Soon after her conversion, she followed her older sisters into a convent, where she is said to have led an unremarkable experience. Yet she sought to show her love in the small sacrifices of everyday life. In St. Therese’s words, “Love proves itself by deeds, so how am I to show my love? Great deeds are forbidden me. The only way I can prove my love is by scattering flowers and these flowers are every little sacrifice, every glance and word, and the doing of the least actions for love.” Her sisters posthumously circulated her slim autobiography, The Story of a Soul. The book’s overwhelming popularity and her life led the Church to suspend its normal fifty-year delay between death and canonization, and the Church not only canonized St.

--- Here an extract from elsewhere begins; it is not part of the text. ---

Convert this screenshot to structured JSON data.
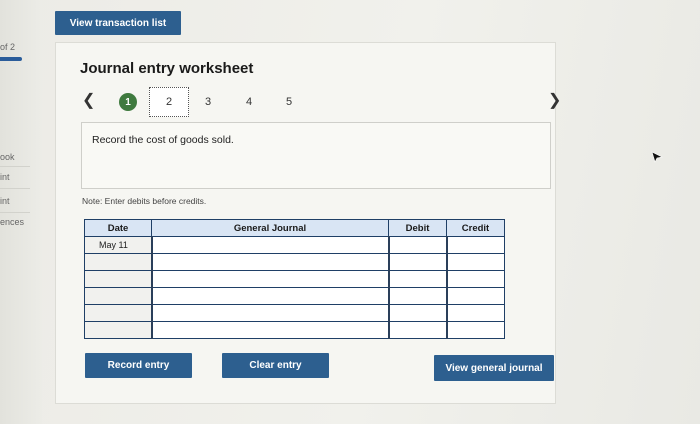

Therese in 1925, but declared her a Doctor of the Church, one of only three females to hold that title. Therese sought holiness, using everyday actions to consider others greater than herself.
In imitating St. Therese, Rubin derived a Splendid Truth: “One of the best ways to make yourself happy is to make other people happy. One of the best ways to make other people happy is to be happy yourself.”
Now back to the irony of Rubin’s approach. In her chapter on eternity, Rubin recounts reading The Story of a Soul and imitating St. Therese to become happier. But imagine if, in a book about cooking, the author discussed the impact of Julia Child’s book, Mastering the Art of French Cooking, and the important lessons it teaches about how to succeed in, say, horticulture. Yes, the author might find that Julia Child was a great gardener and that might even have helped her cooking, but the author would be missing the real point of Julia Child. Similarly, in her chapter on eternity, Rubin looks to St. Therese for happiness tips instead of recognizing that St. Therese’s Christian faith animated her extraordinary skills at making those around her happy.
When the phone inevitably rings with bad news, will happiness tips and checklists be enough, or has Rubin left something out?